The few weeks of the new regime’s tenure have already shown how critical it is to have robust checks and balances. Consider the following: the improper dismissal of the central bank governor, the deregulation of otherwise stringent loan-rescheduling rules, the removal of the MD of Dhaka metro rail, and the “voluntary” resignation of the commissioners of the Anti-Corruption Commission. Could the government have accomplished these actions at such dizzying speed if robust checks and balances involving multiple stakeholders, as proposed in the charter, had been in place?

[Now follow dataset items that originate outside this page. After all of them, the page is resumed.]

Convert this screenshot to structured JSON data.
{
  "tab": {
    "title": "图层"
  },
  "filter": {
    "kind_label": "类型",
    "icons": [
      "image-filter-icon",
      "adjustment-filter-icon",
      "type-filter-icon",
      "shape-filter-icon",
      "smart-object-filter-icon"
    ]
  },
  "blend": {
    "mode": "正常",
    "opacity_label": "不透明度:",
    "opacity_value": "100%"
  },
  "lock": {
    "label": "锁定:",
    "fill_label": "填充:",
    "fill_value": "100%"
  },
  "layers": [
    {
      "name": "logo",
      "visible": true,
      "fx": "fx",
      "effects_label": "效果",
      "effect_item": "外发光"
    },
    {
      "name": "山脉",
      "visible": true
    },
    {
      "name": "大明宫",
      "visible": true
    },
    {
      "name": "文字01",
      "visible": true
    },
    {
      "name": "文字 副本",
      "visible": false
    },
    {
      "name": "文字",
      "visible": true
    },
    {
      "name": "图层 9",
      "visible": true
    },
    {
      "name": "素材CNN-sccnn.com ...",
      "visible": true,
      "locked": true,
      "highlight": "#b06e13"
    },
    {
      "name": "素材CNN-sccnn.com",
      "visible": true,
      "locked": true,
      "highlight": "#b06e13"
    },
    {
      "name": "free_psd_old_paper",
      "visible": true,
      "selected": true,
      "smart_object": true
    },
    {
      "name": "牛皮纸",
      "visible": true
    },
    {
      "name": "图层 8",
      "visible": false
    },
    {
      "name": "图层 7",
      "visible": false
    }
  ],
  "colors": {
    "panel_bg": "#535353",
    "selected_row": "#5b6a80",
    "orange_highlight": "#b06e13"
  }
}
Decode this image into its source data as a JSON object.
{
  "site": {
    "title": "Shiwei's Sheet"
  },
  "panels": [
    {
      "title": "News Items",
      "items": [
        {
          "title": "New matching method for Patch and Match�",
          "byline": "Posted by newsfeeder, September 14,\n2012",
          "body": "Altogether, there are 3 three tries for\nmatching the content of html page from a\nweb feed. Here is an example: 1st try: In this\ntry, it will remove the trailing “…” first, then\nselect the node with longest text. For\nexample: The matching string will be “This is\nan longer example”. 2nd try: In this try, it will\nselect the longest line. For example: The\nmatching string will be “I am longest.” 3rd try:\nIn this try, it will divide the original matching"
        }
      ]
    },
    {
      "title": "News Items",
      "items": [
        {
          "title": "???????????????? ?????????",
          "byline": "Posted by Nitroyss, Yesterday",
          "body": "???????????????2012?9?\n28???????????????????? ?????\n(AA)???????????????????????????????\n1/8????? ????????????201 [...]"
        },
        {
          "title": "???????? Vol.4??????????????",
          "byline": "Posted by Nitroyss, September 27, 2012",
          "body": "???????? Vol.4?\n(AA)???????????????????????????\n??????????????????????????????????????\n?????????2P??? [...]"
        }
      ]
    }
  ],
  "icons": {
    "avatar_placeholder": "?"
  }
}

If the Constitution Reform Assembly is not formed, constitutional reforms would need to proceed through amendments under Article 142, which confers on parliament the power to amend the Constitution. However, parliament cannot alter the fundamental features of the Constitution under Article 142 due to the basic structure doctrine. According to this doctrine, legislative power is derived from—and constrained by—the Constitution, whereas constituent power, the authority to create or fundamentally change a constitution, resides with the people, who exercised it in the February 12 referendum. Past attempts to amend the Constitution through parliamentary amendments, such as the Eighth and Thirteenth Amendments, were later struck down for violating the basic structure. Therefore, implementing the charter’s fundamental reforms through Article 142 may not be sustainable. A resolution remains possible if BNP takes the oath for the reform assembly.
Justice M. A. Matin is a former judge of the Appellate Division of the Supreme Court.
Dr Mirza M. Hassan is a social scientist.
Dr Sharif Bhuiyan is a senior advocate of the Supreme Court.
Dr Asif M. Shahan is a professor at the Department of Development Studies, University of Dhaka.
Views expressed in this article are the author's own.